Les abcès auriculaires sont fréquents et ne s’accompagnent pas de syndrome vestibulaire. La plupart répondent bien à la chirurgie (incision et vidange du pus, solide chez les reptiles) et sont assortis d’un bon pronostic s’ils sont gérés assez tôt. Ils peuvent être associés à une stomatite (quatre stades sont distingués, depuis l’inflammation jusqu’à la nécrose), qui se traite par des antibiotiques, des soins locaux, et surtout la correction des paramètres environnementaux.
Parmi les autres affections courantes, les pneumonies sont difficiles à traiter.
La (Septicemic) Ulcerative Shell Disease ((S) USD) est une bactériose qui se rencontre surtout chez les tortues aquatiques. Elles présentent alors des plaques ulcératives sur la carapace, qu’il est important de ne pas confondre avec une simple mycose.
Pour leur part, les salmonelles, qui font partie de la flore normale, peuvent devenir pathogènes en cas de mauvaise hygiène, et sont les agents de zoonoses.
L’herpesvirus et les mycoplasmes sont, eux, deux agents pathogènes majeurs responsables de rhinite contagieuse. La morbidité et la mortalité sont élevées. L’identification avec certitude de l’agent viral en cause passe par la polymerase chain reaction (PCR). Le traitement associe l’acyclovir et des mesures hygiéniques (en termes de température notamment). Selon le conférencier, des inhalations de goménol (une ampoule) et gentamycine (1 ml) mélangés dans de l’eau bouillante apportent des résultats intéressants. Il recommande une antibiothérapie de quinze jours.
En captivité, les affections parasitaires internes occupent également une place prépondérante. Elles accroissent en outre la sensibilité de l’animal à d’autres maladies. Le némizole (8 mg/kg par voie intramusculaire) peut être employé. « Il convient de ne pas utiliser d’ivermectine chez la tortue ! », souligne Norin Chai. Profender® se révèle être un produit particulièrement efficace et facile d’usage.
Les troubles nutritionnels, quant à eux, sont dominés par l’hypovitaminose A et l’ostéofibrose.
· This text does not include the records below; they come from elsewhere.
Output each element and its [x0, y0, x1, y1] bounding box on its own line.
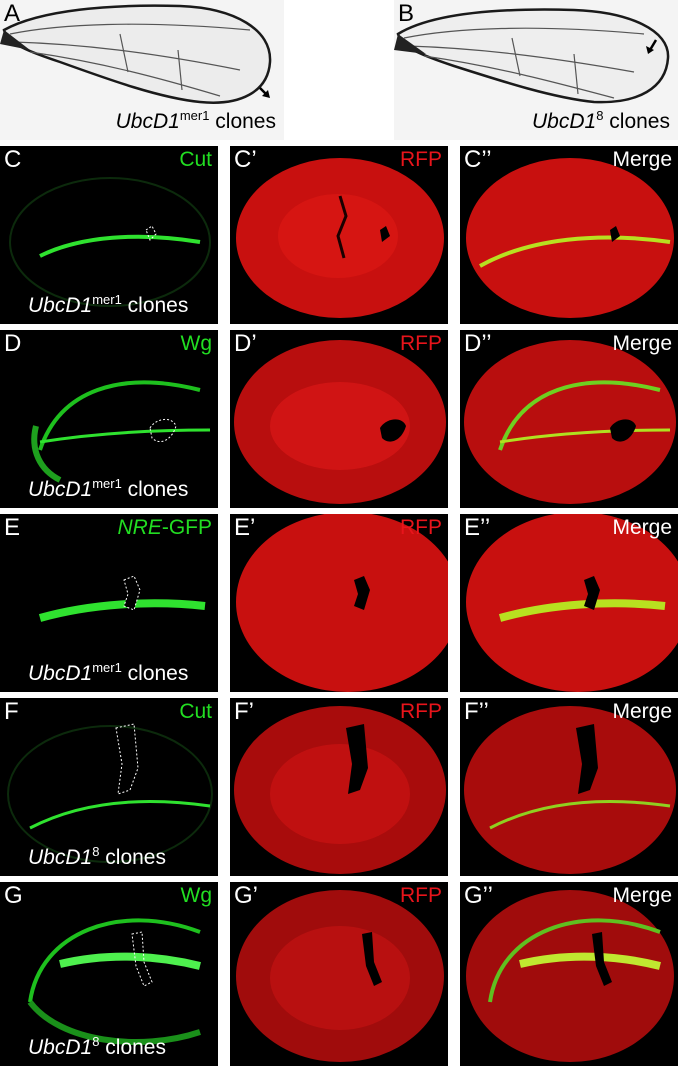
- channel-label: Wg: [180, 884, 213, 907]
- panel-e: E NRE-GFP UbcD1mer1 clones: [0, 514, 218, 692]
- panel-f-prime: F’ RFP: [230, 698, 448, 876]
- panel-letter: A: [4, 0, 21, 27]
- clone-suffix: clones: [121, 662, 189, 685]
- panel-letter: D: [4, 330, 22, 357]
- clone-suffix: clones: [121, 294, 189, 317]
- channel-label: NRE-GFP: [117, 516, 212, 540]
- channel-label: Cut: [179, 148, 212, 171]
- gene-name: UbcD1: [28, 294, 93, 317]
- gene-name: UbcD1: [28, 478, 93, 501]
- clone-label: UbcD18 clones: [28, 1034, 166, 1060]
- panel-letter: E: [4, 514, 21, 541]
- channel-label: RFP: [400, 332, 442, 355]
- allele: 8: [596, 108, 604, 123]
- channel-label: Merge: [612, 516, 672, 539]
- merge-image: [464, 706, 676, 874]
- gene-name: UbcD1: [28, 662, 93, 685]
- gene-name: UbcD1: [28, 846, 93, 869]
- rfp-channel-image: [236, 890, 444, 1062]
- panel-letter: G’’: [464, 882, 493, 909]
- channel-label: Cut: [179, 700, 212, 723]
- channel-italic: NRE: [117, 516, 162, 539]
- wing-image-b: [394, 8, 670, 104]
- panel-letter: F’: [234, 698, 254, 725]
- channel-label: Merge: [612, 700, 672, 723]
- panel-c: C Cut UbcD1mer1 clones: [0, 146, 218, 324]
- panel-letter: E’’: [464, 514, 491, 541]
- allele: mer1: [92, 660, 122, 675]
- gene-name: UbcD1: [532, 110, 597, 133]
- channel-label: RFP: [400, 148, 442, 171]
- rfp-channel-image: [234, 706, 446, 874]
- panel-d: D Wg UbcD1mer1 clones: [0, 330, 218, 508]
- panel-letter: C’: [234, 146, 257, 173]
- wing-image-a: [0, 4, 272, 104]
- panel-letter: D’’: [464, 330, 492, 357]
- panel-g: G Wg UbcD18 clones: [0, 882, 218, 1066]
- clone-suffix: clones: [99, 1036, 166, 1059]
- channel-suffix: -GFP: [161, 516, 212, 539]
- clone-suffix: clones: [209, 110, 276, 133]
- panel-letter: C: [4, 146, 22, 173]
- panel-c-prime: C’ RFP: [230, 146, 448, 324]
- clone-label: UbcD1mer1 clones: [28, 476, 189, 502]
- rfp-channel-image: [236, 158, 444, 318]
- panel-f-double-prime: F’’ Merge: [460, 698, 678, 876]
- panel-g-prime: G’ RFP: [230, 882, 448, 1066]
- panel-g-double-prime: G’’ Merge: [460, 882, 678, 1066]
- nre-gfp-channel-image: [38, 575, 206, 622]
- allele: 8: [92, 1034, 100, 1049]
- clone-label: UbcD1mer1 clones: [115, 108, 276, 134]
- wg-channel-image: [27, 918, 201, 1045]
- wg-channel-image: [31, 380, 211, 483]
- gene-name: UbcD1: [28, 1036, 93, 1059]
- rfp-channel-image: [234, 340, 446, 504]
- panel-letter: F’’: [464, 698, 489, 725]
- channel-label: RFP: [400, 884, 442, 907]
- merge-image: [466, 514, 678, 692]
- panel-letter: C’’: [464, 146, 492, 173]
- panel-e-prime: E’ RFP: [230, 514, 448, 692]
- channel-label: Wg: [180, 332, 213, 355]
- panel-letter: E’: [234, 514, 256, 541]
- clone-label: UbcD18 clones: [532, 108, 670, 134]
- allele: mer1: [179, 108, 210, 123]
- channel-label: Merge: [612, 332, 672, 355]
- clone-suffix: clones: [121, 478, 189, 501]
- panel-f: F Cut UbcD18 clones: [0, 698, 218, 876]
- clone-suffix: clones: [99, 846, 166, 869]
- panel-letter: B: [398, 0, 415, 27]
- channel-label: Merge: [612, 148, 672, 171]
- gene-name: UbcD1: [115, 110, 180, 133]
- rfp-channel-image: [236, 514, 448, 692]
- cut-channel-image: [7, 723, 213, 863]
- panel-d-double-prime: D’’ Merge: [460, 330, 678, 508]
- allele: mer1: [92, 476, 122, 491]
- channel-label: RFP: [400, 700, 442, 723]
- panel-e-double-prime: E’’ Merge: [460, 514, 678, 692]
- merge-image: [464, 340, 676, 504]
- panel-c-double-prime: C’’ Merge: [460, 146, 678, 324]
- merge-image: [466, 890, 674, 1062]
- clone-suffix: clones: [603, 110, 670, 133]
- panel-letter: F: [4, 698, 19, 725]
- merge-image: [466, 158, 674, 318]
- channel-label: RFP: [400, 516, 442, 539]
- panel-d-prime: D’ RFP: [230, 330, 448, 508]
- clone-label: UbcD18 clones: [28, 844, 166, 870]
- cut-channel-image: [9, 177, 211, 307]
- allele: 8: [92, 844, 100, 859]
- panel-letter: G’: [234, 882, 258, 909]
- channel-label: Merge: [612, 884, 672, 907]
- panel-letter: D’: [234, 330, 257, 357]
- allele: mer1: [92, 292, 122, 307]
- clone-label: UbcD1mer1 clones: [28, 292, 189, 318]
- panel-b: B UbcD18 clones: [394, 0, 678, 140]
- panel-letter: G: [4, 882, 23, 909]
- clone-label: UbcD1mer1 clones: [28, 660, 189, 686]
- panel-a: A UbcD1mer1 clones: [0, 0, 284, 140]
Le traitement est étiologique et le pronostic bon si l’affection est prise en charge tôt.
A la sortie de l’hibernation, des kératites, des conjonctivites et des rhinites peuvent intervenir. Quant au syndrome ulcéro-nécrotique post-hibernal, il consiste en la surinfection et la mauvaise cicatrisation des plaies de morsures infligées par des rongeurs, en raison, entre autres, du faible métabolisme et de la baisse de l’immunité durant cette période.
Parmi les affections saisonnières figure également la rétention d’œufs. La moitié des cas se rencontrent entre mai et juin, et 90 % entre avril et août. Les causes sont variées, allant du mauvais état général aux calculs vésicaux en passant par les carences nutritionnelles. L’expression clinique est parfois fruste, mais une parésie et une anorexie sont généralement observées. Le diagnostic de certitude est obtenu par la radiographie et l’examen clinique. Lors de rétention basse, certaines manœuvres permettent de libérer un œuf bloqué dans le cloaque. En cas de rétention haute, une cœliotomie est pratiquée si l’administration d’ocytocine est infructueuse.
Enfin, les fractures de la carapace constituent un motif de consultation classique. Les soins d’urgence (fluidothérapie, réchauffement, soins locaux) doivent précéder tout traitement orthopédique. Diverses techniques d’ostéosynthèse sont décrites.
Norin Chai, responsable du service vétérinaire à la ménagerie du jardin des Plantes (Paris).
Article rédigé d’après la conférence « Affections courantes des tortues », présentée lors d’une formation sur le thème des NAC organisée par la section de l’Afvac Ile-de-France en janvier 2010.